Kesalahan fatal pertama sering kali muncul dari ketidaksesuaian (mismatch) antara kompetensi yang diajarkan di sekolah dengan kebutuhan nyata di perusahaan. Sering ditemukan siswa jurusan teknik komputer, misalnya, justru ditempatkan di bagian administrasi yang hanya bertugas melakukan fotokopi atau pengarsipan manual selama berbulan-bulan. Ketimpangan ini menciptakan stagnasi keterampilan. Tanpa sinkronisasi kurikulum yang rutin antara sekolah dan industri, siswa hanya akan menjadi pengamat pasif yang tidak memiliki kesempatan untuk mempraktikkan teori yang mereka pelajari di kelas. Inilah “error” fundamental dalam perencanaan program yang harus segera diperbaiki.
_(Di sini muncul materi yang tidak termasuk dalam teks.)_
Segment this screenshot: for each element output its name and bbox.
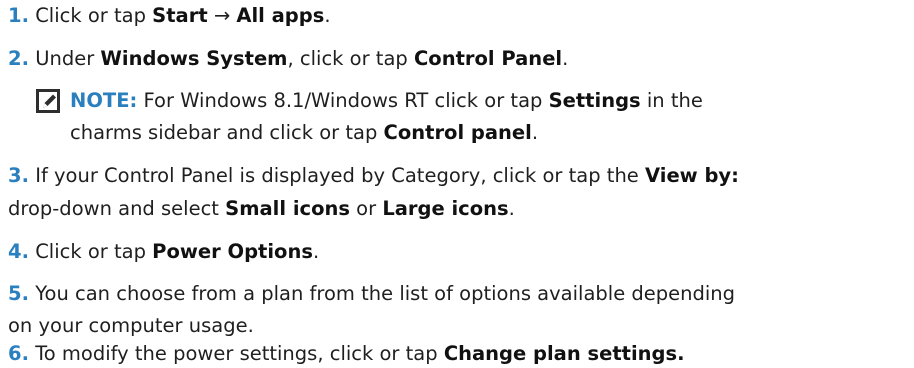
punctuation: . (312, 240, 320, 263)
ui-term-change-plan-settings: Change plan settings. (443, 342, 685, 365)
ui-term-view-by: View by: (645, 164, 739, 187)
step-2: 2. Under Windows System, click or tap Co… (8, 45, 908, 73)
step-3-continued: drop-down and select Small icons or Larg… (8, 195, 908, 223)
ui-term-settings: Settings (548, 89, 641, 112)
ui-term-start: Start (152, 4, 208, 27)
pencil-note-icon (36, 89, 60, 113)
punctuation: . (324, 4, 331, 27)
ui-term-control-panel: Control panel (383, 121, 532, 144)
punctuation: . (562, 47, 569, 70)
ui-term-large-icons: Large icons (382, 197, 509, 220)
step-text: on your computer usage. (8, 314, 254, 337)
note-line-2: charms sidebar and click or tap Control … (70, 119, 910, 147)
step-text: If your Control Panel is displayed by Ca… (35, 164, 646, 187)
note-text: charms sidebar and click or tap (70, 121, 384, 144)
step-5: 5. You can choose from a plan from the l… (8, 280, 908, 308)
step-1: 1. Click or tap Start → All apps. (8, 2, 908, 30)
step-number: 5. (8, 282, 29, 305)
step-number: 3. (8, 164, 29, 187)
note-text: For Windows 8.1/Windows RT click or tap (137, 89, 549, 112)
note-text: in the (640, 89, 703, 112)
arrow-text: → (207, 4, 237, 27)
step-5-continued: on your computer usage. (8, 312, 908, 340)
punctuation: . (508, 197, 515, 220)
step-number: 2. (8, 47, 29, 70)
step-number: 4. (8, 240, 29, 263)
step-text: Under (35, 47, 101, 70)
punctuation: . (531, 121, 539, 144)
step-number: 6. (8, 342, 29, 365)
step-4: 4. Click or tap Power Options. (8, 238, 908, 266)
step-text: Click or tap (35, 240, 153, 263)
ui-term-all-apps: All apps (236, 4, 325, 27)
step-text: Click or tap (35, 4, 153, 27)
ui-term-small-icons: Small icons (225, 197, 350, 220)
step-6: 6. To modify the power settings, click o… (8, 340, 908, 368)
ui-term-control-panel: Control Panel (413, 47, 563, 70)
step-text: , click or tap (287, 47, 414, 70)
step-text: You can choose from a plan from the list… (35, 282, 736, 305)
step-text: drop-down and select (8, 197, 226, 220)
note-label: NOTE: (70, 89, 138, 112)
note-line-1: NOTE: For Windows 8.1/Windows RT click o… (70, 87, 910, 115)
step-number: 1. (8, 4, 29, 27)
ui-term-power-options: Power Options (152, 240, 313, 263)
step-text: To modify the power settings, click or t… (35, 342, 444, 365)
step-3: 3. If your Control Panel is displayed by… (8, 162, 908, 190)
step-text: or (349, 197, 383, 220)
ui-term-windows-system: Windows System (100, 47, 288, 70)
Selain itu, kurangnya pengawasan dan bimbingan yang terstruktur dari pihak sekolah maupun perusahaan menjadi penyebab utama ketidakefektifan lainnya. Guru pembimbing sering kali hanya datang di awal dan akhir periode PKL untuk urusan administrasi, sementara mentor di perusahaan sering kali terlalu sibuk dengan pekerjaan mereka sendiri sehingga tidak memiliki waktu untuk mentransfer ilmu kepada siswa. Akibatnya, siswa merasa dibiarkan tanpa arahan yang jelas. Tanpa adanya logbook yang dipantau secara ketat dan evaluasi performa mingguan, PKL hanya akan menjadi masa “libur terselubung” bagi siswa, di mana mereka hadir secara fisik tetapi tidak berkembang secara intelektual maupun mental.
Untuk memperbaiki kondisi ini, sekolah harus mulai melakukan pendekatan yang lebih proaktif dan selektif dalam memilih mitra industri. Penempatan siswa harus didasarkan pada audit kompetensi yang jelas, di mana perusahaan menjamin adanya tugas-tugas teknis yang relevan dengan jurusan siswa. Selain itu, digitalisasi pemantauan PKL bisa menjadi solusi untuk meminimalisir distorsi informasi antara siswa, guru, dan mentor industri. Dengan memperbaiki alur komunikasi dan sinkronisasi target belajar, program ini dapat kembali pada fungsinya sebagai laboratorium nyata untuk mencetak tenaga kerja yang siap pakai dan kompetitif di pasar kerja global.